Making a Will
When you die, you cannot take any of your earthly possessions with you. If you care about what will happen to all your belongings that you’ve worked hard to acquire, you should make a will. It’s the best way to make sure your estate is passed on to family and friends exactly as you wish. If you do not have a will, the House of Assembly may decide who gets your possessions, property and money. Who gets whatever you leave behind will be decided by the Intestates Estates Act, which sets out who will inherit your estate, according to a set priority, proportion and order. It doesn’t matter who was close to you or what you would have wanted. Even if you told your wishes to your family and friends; without a will, the law decides who gets what.
What is a will?
A will is a written document, called the testament, in which you, the testator, say how all your belongings will be shared out once you die.
Who can write a will?
According to the law, you must be 18 years or older and mentally capable for your will to be considered valid. You can get an attorney to prepare your will or you can prepare it yourself, but, for it to be valid, it must be witnessed. To avoid costly mistakes, it may be best to consider taking legal advice before doing it yourself.

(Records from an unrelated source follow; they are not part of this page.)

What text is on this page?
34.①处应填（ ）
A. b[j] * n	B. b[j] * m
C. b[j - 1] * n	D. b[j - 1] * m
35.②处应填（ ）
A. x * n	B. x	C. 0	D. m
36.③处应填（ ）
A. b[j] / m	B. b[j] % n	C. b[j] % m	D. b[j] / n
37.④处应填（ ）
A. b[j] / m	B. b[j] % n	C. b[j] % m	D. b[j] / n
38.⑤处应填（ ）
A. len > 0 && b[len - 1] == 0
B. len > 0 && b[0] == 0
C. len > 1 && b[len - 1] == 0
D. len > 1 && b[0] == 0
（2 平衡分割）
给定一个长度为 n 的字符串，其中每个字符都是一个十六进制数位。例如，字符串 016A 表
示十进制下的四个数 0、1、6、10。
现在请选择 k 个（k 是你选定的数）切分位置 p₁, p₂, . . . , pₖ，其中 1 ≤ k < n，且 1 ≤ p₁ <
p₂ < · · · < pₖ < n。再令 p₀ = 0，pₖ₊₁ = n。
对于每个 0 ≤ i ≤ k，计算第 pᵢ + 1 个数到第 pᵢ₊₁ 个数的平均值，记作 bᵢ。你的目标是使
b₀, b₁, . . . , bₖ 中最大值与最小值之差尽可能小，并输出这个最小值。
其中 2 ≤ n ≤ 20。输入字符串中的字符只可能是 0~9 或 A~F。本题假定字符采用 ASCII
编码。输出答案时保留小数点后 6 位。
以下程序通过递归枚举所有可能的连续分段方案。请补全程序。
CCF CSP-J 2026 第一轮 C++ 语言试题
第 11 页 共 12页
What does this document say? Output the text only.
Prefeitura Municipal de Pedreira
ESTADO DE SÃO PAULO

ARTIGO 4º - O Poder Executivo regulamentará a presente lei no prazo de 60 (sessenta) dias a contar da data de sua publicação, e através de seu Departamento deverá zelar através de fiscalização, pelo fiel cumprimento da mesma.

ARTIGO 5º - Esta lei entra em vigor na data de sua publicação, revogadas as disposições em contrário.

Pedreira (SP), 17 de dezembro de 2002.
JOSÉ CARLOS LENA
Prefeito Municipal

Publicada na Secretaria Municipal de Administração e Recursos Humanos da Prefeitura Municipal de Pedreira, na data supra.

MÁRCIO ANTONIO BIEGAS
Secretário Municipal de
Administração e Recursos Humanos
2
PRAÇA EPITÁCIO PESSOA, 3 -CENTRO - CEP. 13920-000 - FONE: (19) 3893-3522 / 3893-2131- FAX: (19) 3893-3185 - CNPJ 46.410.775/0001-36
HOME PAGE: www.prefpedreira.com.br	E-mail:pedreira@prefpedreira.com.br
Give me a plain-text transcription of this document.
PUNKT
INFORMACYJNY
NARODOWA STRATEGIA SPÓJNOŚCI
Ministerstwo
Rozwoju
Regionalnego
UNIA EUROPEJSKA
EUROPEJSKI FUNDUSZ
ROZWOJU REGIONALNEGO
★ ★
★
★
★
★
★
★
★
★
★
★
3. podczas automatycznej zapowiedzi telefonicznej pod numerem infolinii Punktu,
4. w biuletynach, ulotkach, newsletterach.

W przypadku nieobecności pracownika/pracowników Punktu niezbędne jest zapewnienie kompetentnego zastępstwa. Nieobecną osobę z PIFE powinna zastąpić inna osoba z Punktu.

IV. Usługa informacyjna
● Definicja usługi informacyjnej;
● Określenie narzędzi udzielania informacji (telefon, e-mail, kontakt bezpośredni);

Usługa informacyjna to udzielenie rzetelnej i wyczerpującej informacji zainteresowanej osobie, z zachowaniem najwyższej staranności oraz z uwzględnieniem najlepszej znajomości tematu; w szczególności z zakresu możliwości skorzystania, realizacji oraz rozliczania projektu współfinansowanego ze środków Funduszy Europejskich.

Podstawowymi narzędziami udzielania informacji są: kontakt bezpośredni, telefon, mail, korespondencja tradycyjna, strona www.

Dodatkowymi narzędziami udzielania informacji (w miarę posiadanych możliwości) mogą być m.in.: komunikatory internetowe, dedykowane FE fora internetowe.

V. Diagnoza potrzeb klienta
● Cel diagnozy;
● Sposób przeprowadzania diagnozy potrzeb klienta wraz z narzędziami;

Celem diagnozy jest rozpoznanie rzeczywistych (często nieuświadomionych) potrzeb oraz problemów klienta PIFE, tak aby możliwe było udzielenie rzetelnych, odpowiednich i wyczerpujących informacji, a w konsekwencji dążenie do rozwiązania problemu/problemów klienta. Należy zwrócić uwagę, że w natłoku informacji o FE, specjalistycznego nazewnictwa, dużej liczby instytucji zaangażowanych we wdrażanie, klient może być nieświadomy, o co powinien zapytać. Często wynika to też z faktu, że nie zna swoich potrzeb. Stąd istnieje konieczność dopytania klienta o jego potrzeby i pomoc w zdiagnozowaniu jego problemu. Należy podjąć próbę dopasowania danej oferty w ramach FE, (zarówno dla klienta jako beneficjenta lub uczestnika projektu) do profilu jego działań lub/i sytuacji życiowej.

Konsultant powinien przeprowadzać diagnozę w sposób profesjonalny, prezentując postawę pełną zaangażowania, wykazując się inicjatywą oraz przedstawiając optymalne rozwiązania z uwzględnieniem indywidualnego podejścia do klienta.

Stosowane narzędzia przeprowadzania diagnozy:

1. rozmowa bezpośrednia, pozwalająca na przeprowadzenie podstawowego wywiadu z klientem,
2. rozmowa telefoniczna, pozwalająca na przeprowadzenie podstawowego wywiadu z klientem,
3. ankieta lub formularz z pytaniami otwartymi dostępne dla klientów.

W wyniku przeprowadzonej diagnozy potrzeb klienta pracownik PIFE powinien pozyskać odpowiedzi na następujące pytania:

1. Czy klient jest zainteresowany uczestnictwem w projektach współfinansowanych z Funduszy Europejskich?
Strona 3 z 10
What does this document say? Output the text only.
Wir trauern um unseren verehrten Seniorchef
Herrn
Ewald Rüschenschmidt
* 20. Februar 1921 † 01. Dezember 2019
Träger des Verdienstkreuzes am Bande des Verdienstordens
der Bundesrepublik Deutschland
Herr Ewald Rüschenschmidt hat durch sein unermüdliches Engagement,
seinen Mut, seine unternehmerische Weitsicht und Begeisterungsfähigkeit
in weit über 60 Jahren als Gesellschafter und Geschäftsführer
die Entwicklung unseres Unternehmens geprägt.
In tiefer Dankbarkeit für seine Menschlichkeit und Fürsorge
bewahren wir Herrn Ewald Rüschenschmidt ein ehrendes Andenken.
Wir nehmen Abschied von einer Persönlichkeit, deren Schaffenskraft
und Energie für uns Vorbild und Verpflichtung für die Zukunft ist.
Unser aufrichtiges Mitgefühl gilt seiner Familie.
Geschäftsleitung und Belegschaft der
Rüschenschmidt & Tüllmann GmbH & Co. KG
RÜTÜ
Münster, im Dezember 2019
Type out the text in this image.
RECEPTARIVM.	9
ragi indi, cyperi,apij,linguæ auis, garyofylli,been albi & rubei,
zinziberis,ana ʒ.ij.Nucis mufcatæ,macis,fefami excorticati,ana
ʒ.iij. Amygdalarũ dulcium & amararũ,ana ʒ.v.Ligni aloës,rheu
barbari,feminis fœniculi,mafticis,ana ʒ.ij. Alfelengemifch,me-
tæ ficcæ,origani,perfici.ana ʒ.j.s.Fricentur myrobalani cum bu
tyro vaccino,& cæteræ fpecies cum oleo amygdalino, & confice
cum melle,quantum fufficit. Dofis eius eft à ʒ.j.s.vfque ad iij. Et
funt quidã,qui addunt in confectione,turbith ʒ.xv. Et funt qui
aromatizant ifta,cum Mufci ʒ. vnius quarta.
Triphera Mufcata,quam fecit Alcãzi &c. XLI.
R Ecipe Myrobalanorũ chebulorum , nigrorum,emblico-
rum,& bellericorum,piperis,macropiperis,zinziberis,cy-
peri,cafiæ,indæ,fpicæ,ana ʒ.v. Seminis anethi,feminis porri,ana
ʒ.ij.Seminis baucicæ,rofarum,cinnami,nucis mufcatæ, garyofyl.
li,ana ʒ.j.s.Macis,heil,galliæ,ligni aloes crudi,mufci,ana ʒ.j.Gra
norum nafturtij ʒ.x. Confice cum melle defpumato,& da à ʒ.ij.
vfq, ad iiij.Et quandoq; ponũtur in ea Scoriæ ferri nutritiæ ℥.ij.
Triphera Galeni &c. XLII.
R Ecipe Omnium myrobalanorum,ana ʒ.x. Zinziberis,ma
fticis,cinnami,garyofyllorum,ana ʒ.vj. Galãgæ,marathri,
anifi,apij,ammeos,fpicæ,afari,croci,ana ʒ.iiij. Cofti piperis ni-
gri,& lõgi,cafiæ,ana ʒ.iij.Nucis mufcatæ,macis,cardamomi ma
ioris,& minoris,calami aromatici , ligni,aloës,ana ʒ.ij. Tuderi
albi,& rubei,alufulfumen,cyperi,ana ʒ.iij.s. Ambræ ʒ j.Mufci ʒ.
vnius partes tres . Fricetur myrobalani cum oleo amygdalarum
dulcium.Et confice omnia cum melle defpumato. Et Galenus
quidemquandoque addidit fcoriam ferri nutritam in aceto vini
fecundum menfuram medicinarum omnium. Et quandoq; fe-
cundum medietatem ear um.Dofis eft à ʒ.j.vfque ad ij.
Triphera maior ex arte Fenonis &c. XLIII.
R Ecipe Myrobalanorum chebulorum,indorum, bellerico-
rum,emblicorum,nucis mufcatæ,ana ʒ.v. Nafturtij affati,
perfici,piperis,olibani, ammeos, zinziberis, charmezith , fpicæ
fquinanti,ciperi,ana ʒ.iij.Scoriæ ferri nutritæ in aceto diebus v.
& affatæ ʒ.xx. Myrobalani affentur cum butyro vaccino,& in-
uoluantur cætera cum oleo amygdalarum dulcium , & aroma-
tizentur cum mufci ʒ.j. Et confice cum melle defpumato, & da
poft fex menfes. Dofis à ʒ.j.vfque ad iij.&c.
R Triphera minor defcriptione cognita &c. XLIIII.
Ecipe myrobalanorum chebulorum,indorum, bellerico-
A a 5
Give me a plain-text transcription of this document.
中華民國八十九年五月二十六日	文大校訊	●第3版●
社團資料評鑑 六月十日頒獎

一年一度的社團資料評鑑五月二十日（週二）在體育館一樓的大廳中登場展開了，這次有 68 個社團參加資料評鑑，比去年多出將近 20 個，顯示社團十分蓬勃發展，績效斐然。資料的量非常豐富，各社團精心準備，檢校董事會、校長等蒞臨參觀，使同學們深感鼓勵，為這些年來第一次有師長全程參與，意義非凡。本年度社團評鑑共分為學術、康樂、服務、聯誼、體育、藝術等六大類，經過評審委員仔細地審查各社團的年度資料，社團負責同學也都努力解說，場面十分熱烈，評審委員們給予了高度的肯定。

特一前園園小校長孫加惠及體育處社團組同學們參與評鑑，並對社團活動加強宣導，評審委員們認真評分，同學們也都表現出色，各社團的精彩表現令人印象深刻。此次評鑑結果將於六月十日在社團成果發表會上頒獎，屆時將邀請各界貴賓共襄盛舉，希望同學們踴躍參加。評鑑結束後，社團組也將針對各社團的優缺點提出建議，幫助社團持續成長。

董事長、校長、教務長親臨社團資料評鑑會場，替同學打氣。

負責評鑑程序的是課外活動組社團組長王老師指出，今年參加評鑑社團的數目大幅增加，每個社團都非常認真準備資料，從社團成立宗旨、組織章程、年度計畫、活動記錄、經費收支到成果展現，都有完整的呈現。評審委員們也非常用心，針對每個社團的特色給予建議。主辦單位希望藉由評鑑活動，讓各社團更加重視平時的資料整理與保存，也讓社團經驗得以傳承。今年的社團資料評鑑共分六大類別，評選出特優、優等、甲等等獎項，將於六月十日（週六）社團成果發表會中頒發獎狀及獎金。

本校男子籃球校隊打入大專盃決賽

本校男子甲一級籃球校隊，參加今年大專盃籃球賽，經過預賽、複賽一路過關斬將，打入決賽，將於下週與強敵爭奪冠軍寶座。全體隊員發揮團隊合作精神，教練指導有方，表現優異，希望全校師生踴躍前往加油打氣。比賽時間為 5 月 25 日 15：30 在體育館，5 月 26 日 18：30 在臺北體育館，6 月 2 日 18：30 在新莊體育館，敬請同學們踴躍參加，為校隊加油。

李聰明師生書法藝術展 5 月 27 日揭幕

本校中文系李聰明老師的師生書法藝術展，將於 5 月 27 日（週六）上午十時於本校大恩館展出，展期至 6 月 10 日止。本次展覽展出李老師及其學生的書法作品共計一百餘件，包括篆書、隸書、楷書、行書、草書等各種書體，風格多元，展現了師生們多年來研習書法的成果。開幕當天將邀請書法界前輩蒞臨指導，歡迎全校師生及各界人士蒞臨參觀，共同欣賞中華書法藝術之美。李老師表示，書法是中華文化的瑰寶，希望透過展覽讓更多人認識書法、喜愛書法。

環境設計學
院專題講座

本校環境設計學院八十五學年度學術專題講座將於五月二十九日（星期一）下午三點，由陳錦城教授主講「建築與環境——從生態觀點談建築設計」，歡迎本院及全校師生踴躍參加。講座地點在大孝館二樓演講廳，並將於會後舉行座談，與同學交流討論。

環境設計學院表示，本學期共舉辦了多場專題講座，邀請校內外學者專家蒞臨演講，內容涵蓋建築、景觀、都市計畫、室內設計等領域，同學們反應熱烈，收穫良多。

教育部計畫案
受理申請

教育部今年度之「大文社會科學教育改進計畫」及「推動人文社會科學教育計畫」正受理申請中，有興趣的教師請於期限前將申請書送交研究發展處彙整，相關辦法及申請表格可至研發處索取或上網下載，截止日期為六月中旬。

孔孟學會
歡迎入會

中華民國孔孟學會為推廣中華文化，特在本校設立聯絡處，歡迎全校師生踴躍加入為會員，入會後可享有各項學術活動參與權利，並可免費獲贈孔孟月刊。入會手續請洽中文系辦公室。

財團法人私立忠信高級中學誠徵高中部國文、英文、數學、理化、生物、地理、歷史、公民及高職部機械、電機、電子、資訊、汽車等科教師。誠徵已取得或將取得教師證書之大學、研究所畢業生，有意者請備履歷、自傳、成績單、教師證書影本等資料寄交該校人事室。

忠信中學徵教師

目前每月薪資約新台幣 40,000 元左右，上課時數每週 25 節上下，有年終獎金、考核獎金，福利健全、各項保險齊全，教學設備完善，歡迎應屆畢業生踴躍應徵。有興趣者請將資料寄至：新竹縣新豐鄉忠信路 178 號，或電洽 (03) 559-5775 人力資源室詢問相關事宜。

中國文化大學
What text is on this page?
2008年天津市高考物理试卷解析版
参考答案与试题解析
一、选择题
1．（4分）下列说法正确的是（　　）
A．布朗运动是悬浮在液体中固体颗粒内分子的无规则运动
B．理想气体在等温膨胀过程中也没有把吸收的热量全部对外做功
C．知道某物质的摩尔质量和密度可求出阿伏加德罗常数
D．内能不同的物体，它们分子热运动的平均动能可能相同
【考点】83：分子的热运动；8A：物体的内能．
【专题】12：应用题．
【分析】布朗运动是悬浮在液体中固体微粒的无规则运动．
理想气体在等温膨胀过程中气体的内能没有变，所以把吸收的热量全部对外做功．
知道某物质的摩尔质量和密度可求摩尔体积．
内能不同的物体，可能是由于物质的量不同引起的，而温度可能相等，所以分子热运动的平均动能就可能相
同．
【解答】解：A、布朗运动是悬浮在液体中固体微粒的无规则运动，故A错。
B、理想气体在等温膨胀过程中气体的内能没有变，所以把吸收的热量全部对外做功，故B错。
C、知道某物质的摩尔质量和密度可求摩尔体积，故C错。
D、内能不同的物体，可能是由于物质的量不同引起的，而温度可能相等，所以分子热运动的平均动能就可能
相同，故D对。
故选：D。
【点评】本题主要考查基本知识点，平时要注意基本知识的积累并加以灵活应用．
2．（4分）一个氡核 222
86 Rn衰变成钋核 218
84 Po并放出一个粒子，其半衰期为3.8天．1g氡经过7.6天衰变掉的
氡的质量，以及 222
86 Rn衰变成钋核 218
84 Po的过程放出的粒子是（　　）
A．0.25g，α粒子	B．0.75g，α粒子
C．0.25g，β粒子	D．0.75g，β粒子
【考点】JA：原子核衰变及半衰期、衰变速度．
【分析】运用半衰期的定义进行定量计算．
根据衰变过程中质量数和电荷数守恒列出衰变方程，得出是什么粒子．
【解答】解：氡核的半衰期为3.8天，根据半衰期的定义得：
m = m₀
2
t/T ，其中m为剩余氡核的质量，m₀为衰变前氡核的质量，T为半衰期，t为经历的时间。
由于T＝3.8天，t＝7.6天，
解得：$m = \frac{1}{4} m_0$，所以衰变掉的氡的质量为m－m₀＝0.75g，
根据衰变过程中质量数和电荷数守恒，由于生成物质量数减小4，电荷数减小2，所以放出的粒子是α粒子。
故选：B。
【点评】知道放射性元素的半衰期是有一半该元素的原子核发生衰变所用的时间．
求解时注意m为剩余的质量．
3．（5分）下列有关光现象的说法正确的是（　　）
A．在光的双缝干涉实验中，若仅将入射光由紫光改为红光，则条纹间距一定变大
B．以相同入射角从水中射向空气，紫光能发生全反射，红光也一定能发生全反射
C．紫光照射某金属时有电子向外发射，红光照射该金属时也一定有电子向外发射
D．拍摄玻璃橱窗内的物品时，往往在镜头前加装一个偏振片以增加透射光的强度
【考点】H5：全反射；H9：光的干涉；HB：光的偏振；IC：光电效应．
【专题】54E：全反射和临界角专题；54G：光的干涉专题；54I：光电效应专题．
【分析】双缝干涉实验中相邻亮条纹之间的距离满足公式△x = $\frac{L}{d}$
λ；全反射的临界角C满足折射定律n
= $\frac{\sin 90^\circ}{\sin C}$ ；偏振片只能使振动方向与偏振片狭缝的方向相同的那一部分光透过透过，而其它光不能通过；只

What makes your will valid?
To be valid, your will must be signed by you or by someone you direct to sign on your behalf in your presence. Two or more competent persons, called witnesses, must be present at the same time that you or your designate sign your will. The witnesses must also sign in your presence to confirm that they saw the signing by you or the person signing on your behalf.
Who can be a witness for a will?
Any competent person can be a witness for your will. A witness, however, should not be a beneficiary or be married to a beneficiary of your will. If a witness is a beneficiary or married to a beneficiary of your will, your gift to that person or their spouse will not be valid and they will not receive the inheritance you wanted to leave for them. Although the will remains a valid and legal document, the gift to the beneficiary cannot be paid.
Can a will be changed?
You can change your will at any time by making a new will. You can also amend or add a supplement to your will, called a codicil, but this must be done in the same manner as a will. A codicil does not usually revoke the will but is read in conjunction with the will. A codicil is drawn up and executed in the same way as a will. It is possible to draw up your will to cover possible future events, such as marriage, divorce, a beneficiary dying before you, or to make gifts to children or grandchildren born after the date of the will.
How often should I change my will?
It is important to note that adopted children cannot inherit anything unless a will makes specific provision for them. If you have an adopted child and want him or her to inherit something from you, you must make a will.
Can a will be revoked or cancelled?
- If you write a new will, your old will is revoked or cancelled.
- If you declare in writing that you intend to revoke or cancel your will, then it will be done. This writing, however, must be done the same way as a will is done.
- If you want to cancel or revoke your will, you can burn, tear up or destroy it or have someone do so at your direction.
- If you get married, your will is automatically revoked or cancelled unless your will says it is not to be canceled or revoked on marriage.
Note, if you divorce, it will not revoke or cancel your will, but any reference to your former spouse will be treated as if he or she had died on the day that the decree absolute or final dissolution order was made.
When does your will become effective?
Your will goes into effect on your death.
Why write a will?
- You are living with a partner though you are not legally married and you wish your partner to inherit some or all of your estate.
- You are separated from your spouse but not yet divorced.
- You are legally married and have children and you wish your spouse to inherit all of your estate.
- You have no living relatives and wish to leave your estate to your friends.
- You are legally married and you don’t wish your spouse to inherit anything.
- You are legally married but have no children.
- You are legally married and have children from a previous relationship or out of wedlock and you wish to ensure that your children receive something from your estate.
- You have adopted a child and you would like that child to share in your estate.
- You would like to provide for the children of a son or daughter who predeceased you.
- You have dependant relatives, e.g. children under 18, elderly relatives or relatives with a disability, who have special needs and you want to make sure they are looked after and provided for. (If you make a will you can appoint guardians to look after your children and set up trusts in your will to provide for dependants.)
- You would like to leave some of your estate to friends or persons who are not members of your family.
What happens if your will is invalid?
If your will is deemed invalid for any reason, it will be disregarded and your property will be distributed according to the intestacy laws.
Where should I keep my will?
Your will should be kept in a safe place and you should ensure that your executors know where to find it when you depart this life. You can store your will at your attorney’s office or you can keep it at your home. Wherever you keep your will, it is essential that it can be found when the time arrives.